Madigan pension plan puts fat in the fire
Illinois' problem is so much bigger than its under-funded public pension systems.
When Illinois House Speaker Michael Madigan says "Jump," state representatives ask "How high?"
The answer this week to Madigan's command was, "High enough to pass a hugely controversial pension bill that requires public employees to pay more and get less."
Madigan's legislation passed by a 62-51 vote, and it now goes to the Illinois Senate, where one of Madigan's fellow Democrats, Senate President John Cullerton, may or may not call it for a vote.
The House action, which came after years of ignoring a growing problem, represents a serious attempt to gain control of financial woes surrounding four of the state's five public pension systems, problems that are so serious that if not fixed, the pension plans face potential collapse.
No one should take any satisfaction in the House vote. It represents another example of overpromising and underdelivering to public employees. This vote represents Exhibit A for the notion of incompetence, profligacy, waste and stupidity, adjectives that describe how Illinois elected leaders have approached the state's fiscal issues for many years.
Madigan's bill calling for a variety of changes in how public pensions are formulated went into great detail describing all the steps the state has taken to put state pensions and finances back on track. Tellingly, he did not mention the major cause of the pension problem, the state's repeated decisions over the years to skip required payments to public pension systems and spend the money elsewhere.
The result is pension underfunding approaching $100 billion. It takes such large contributions now to cover pension obligations that it's impossible to provide sufficient appropriations for core state functions.
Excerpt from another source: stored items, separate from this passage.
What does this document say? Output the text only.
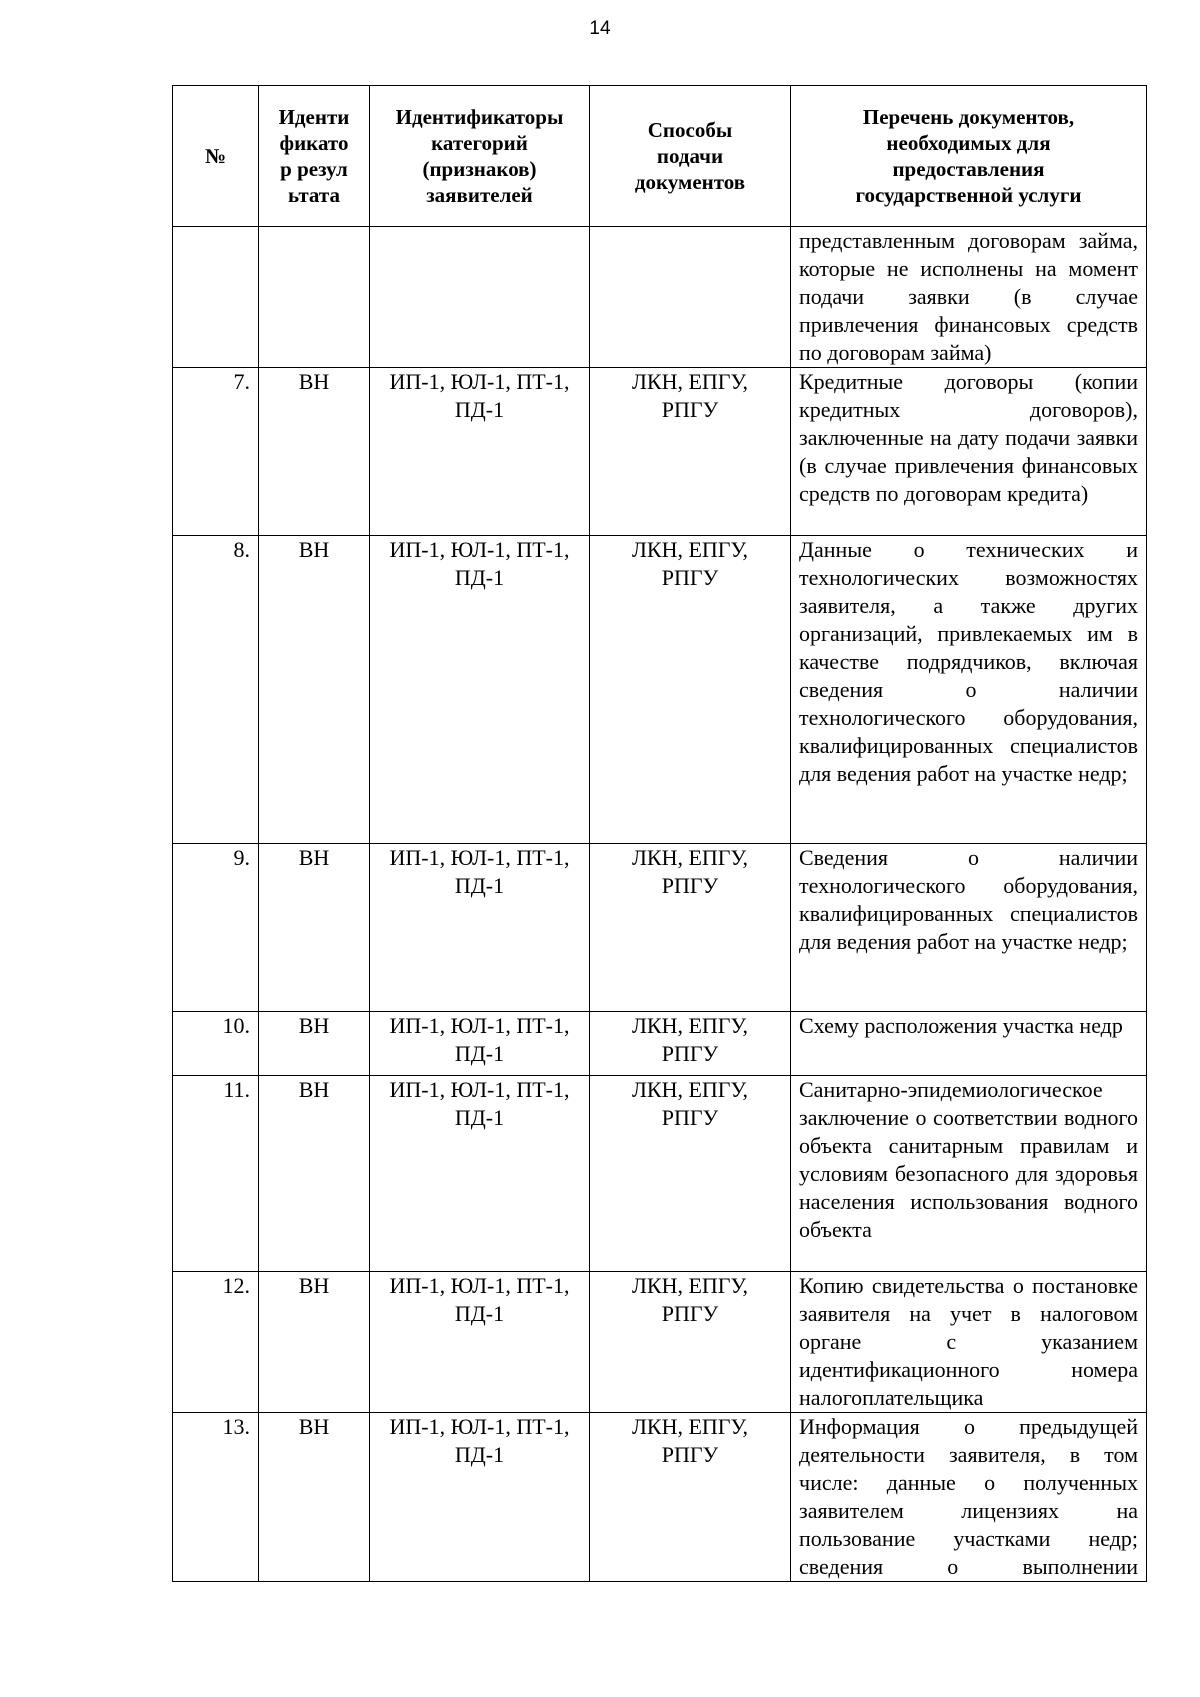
14
№	Идентификатор результата	Идентификаторы категорий (признаков) заявителей	Способы подачи документов	Перечень документов, необходимых для предоставления государственной услуги

				представленным договорам займа, которые не исполнены на момент подачи заявки (в случае привлечения финансовых средств по договорам займа)
7.	ВН	ИП-1, ЮЛ-1, ПТ-1, ПД-1	ЛКН, ЕПГУ, РПГУ	Кредитные договоры (копии кредитных договоров), заключенные на дату подачи заявки (в случае привлечения финансовых средств по договорам кредита)
8.	ВН	ИП-1, ЮЛ-1, ПТ-1, ПД-1	ЛКН, ЕПГУ, РПГУ	Данные о технических и технологических возможностях заявителя, а также других организаций, привлекаемых им в качестве подрядчиков, включая сведения о наличии технологического оборудования, квалифицированных специалистов для ведения работ на участке недр;
9.	ВН	ИП-1, ЮЛ-1, ПТ-1, ПД-1	ЛКН, ЕПГУ, РПГУ	Сведения о наличии технологического оборудования, квалифицированных специалистов для ведения работ на участке недр;
10.	ВН	ИП-1, ЮЛ-1, ПТ-1, ПД-1	ЛКН, ЕПГУ, РПГУ	Схему расположения участка недр
11.	ВН	ИП-1, ЮЛ-1, ПТ-1, ПД-1	ЛКН, ЕПГУ, РПГУ	Санитарно-эпидемиологическое заключение о соответствии водного объекта санитарным правилам и условиям безопасного для здоровья населения использования водного объекта
12.	ВН	ИП-1, ЮЛ-1, ПТ-1, ПД-1	ЛКН, ЕПГУ, РПГУ	Копию свидетельства о постановке заявителя на учет в налоговом органе с указанием идентификационного номера налогоплательщика
13.	ВН	ИП-1, ЮЛ-1, ПТ-1, ПД-1	ЛКН, ЕПГУ, РПГУ	Информация о предыдущей деятельности заявителя, в том числе: данные о полученных заявителем лицензиях на пользование участками недр; сведения о выполнении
There is simply not enough money to go around, and something has to give. In this case, public employees and unions, usually so influential, have come out on the short end because so many other powerful constituencies are being starved of state support.
The Madigan bill requires public employees to contribute an additional 2 percent of their pay to their pension systems, includes more restrictive cost-of-living increases than the current 3 per cent a year, raises the retirement age and limits the salary pensions are based on to $110,000 a year. It also includes language mandating the state to make the required contributions to public pension systems.
It's difficult to say where the bill goes from here. Senate President Cullerton, whose nose appears to be out of joint because Madigan ignored his plan, has not said he will call the bill for a vote. He has said only that he will give Madigan's bill as much consideration as Madigan has given his bill — another way of saying he will give the Madigan bill no consideration.
The Senate is not the only question mark. Union leaders have repeatedly proclaimed that the Madigan bill is unconstitutional. If true, they have nothing to worry about. But the Illinois Supreme Court will make that call, not union leaders or Cullerton. Everyone should hope they do so as soon as possible.
One other theory of impending action involves a conspiracy — that of Madigan and Cullerton pretending to be at odds and, in so doing, adopting the roles of good cop/bad cop. Terrified union leaders rushed to Cullerton's office to negotiate a compromise after Madigan showed his hand.
Perhaps union leaders are finally willing to negotiate a legislative proposal that will take a serious bite out of the pensions' underfunding problems.
But there is a bigger problem here than just the pensions — it's the state's entire approach to spending.
Our governors and legislators over the years have consistently spent more than they had to spend. The result is that they have run up billions in overdue bills and driven the state into effective bankruptcy.
Is there anyone out there so naive as to believe they have learned their lesson? Is there anyone out there who doubts that legislators would go on another spending spree if a revenue windfall would somehow come their way?
Legislators simply do not learn from past mistakes. The voters obviously don't learn either because they keep re-electing the same crowd that created the mess in the first place.